Они решили познакомиться с Илийским собором, и Найджел показал себя с неожиданной стороны (хотя позже Фредерика одёрнула себя — как можно говорить «неожиданный» о том, о ком ни сном ни духом не ведаешь?). Найджелу при осмотре достопримечательностей было свойственно изучать всё пристально, входя в мельчайшие подробности; он поднимал откидные сиденья, чтоб тщательно исследовать, глазами и руками, имевшиеся под ними мизерикордии — деревянные рельефы и горельефы, на которые позволено было опираться соответствующей частью во время долгой молитвы стоя. Сюжеты этих не вполне христианских изображений вызывали у него живой отклик: он засмеялся, увидев, как женщина лупит лису; присвистнул одобрительно — до чего живо передана в неживом дереве охотница-сова с мышью в клюве; провёл пальцем по вопиящей пасти демона; погладил пузатенький жёлудь. При этом он ничего не говорил ни об истории, ни об искусстве, просто наслаждался этими изображениями.
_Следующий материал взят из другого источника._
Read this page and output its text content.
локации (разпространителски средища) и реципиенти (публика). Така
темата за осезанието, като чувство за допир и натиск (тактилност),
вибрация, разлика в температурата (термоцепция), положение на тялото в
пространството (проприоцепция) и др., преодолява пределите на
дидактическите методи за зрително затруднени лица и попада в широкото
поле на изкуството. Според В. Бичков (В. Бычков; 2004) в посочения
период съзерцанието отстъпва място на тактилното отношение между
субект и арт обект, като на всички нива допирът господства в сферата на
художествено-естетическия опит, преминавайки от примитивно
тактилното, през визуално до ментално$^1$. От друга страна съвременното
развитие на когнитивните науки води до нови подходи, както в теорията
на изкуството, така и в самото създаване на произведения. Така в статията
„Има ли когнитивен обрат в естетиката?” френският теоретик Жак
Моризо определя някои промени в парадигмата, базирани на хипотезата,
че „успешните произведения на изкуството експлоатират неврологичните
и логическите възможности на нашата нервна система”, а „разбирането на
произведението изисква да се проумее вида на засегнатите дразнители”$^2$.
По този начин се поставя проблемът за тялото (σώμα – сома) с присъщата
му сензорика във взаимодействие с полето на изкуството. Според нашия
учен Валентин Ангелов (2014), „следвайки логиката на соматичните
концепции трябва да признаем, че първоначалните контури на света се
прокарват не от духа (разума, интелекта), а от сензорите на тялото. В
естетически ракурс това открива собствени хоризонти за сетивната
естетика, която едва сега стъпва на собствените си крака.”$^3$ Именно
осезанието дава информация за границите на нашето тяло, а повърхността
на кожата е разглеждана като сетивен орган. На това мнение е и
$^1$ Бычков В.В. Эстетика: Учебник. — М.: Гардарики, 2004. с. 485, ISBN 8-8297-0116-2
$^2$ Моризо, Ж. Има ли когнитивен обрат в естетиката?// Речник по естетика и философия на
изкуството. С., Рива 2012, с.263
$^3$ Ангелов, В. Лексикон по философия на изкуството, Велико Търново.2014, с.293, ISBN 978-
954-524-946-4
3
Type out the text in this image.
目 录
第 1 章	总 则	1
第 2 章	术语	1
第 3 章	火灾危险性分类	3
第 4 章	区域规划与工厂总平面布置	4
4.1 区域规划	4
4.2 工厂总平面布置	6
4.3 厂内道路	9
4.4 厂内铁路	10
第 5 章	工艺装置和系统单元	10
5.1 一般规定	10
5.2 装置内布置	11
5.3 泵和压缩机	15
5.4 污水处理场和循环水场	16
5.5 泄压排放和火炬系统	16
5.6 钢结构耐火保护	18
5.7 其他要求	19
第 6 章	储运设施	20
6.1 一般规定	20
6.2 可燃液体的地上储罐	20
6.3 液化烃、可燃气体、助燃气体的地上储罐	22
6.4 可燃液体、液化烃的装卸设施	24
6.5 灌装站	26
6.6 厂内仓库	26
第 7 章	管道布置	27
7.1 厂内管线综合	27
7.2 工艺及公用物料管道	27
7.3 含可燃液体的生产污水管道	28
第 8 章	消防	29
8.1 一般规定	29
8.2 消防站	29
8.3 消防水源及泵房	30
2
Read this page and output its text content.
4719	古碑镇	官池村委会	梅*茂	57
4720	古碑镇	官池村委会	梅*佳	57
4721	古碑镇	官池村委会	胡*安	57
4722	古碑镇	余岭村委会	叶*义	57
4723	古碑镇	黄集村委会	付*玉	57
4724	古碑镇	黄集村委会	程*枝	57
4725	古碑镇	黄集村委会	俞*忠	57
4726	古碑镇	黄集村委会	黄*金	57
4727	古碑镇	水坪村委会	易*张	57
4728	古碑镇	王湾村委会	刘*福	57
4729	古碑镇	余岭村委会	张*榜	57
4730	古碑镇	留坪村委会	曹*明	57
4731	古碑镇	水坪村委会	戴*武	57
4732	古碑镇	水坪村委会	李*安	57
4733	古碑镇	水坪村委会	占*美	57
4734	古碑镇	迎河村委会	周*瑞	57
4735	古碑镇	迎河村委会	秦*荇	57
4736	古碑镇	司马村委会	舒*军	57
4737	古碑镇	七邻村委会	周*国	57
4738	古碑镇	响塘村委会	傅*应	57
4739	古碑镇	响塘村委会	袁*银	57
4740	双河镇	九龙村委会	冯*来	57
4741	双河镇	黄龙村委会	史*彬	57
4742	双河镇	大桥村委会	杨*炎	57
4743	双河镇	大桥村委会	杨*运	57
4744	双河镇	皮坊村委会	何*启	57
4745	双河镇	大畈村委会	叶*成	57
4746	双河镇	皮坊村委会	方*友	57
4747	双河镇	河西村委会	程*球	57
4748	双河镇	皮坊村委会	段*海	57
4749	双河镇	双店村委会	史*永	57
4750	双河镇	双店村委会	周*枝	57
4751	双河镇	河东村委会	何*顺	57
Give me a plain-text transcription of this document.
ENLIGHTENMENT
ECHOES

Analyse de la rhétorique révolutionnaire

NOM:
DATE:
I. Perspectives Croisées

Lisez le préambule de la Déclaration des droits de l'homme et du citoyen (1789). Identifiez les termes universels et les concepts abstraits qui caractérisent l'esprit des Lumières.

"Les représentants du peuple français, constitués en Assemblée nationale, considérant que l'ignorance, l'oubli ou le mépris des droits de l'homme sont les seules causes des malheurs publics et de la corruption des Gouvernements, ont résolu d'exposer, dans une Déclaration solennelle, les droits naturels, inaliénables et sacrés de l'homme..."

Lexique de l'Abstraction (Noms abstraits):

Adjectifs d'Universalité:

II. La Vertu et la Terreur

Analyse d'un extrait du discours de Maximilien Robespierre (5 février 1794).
Фредерике вспомнилось, как Александр Уэддерберн провёл пальцами по плечам и бедру «Данаиды» Родена. А вот она не умела ласкать дерево и камень, форма должна была отозваться в ней словесно, как вот сейчас — «пузатенький», «вопиящая пасть». Найджел изъяснялся рудиментарно: «Нет, ну ты только посмотри на это… на эту… вот уж сделано так сделано!» Однако палец его чувствовал, судя по гримасе боли, мелькнувшей на его лице, мастерство средневекового художника и какую муку выражают кривой рот и взбухшие вены на горле.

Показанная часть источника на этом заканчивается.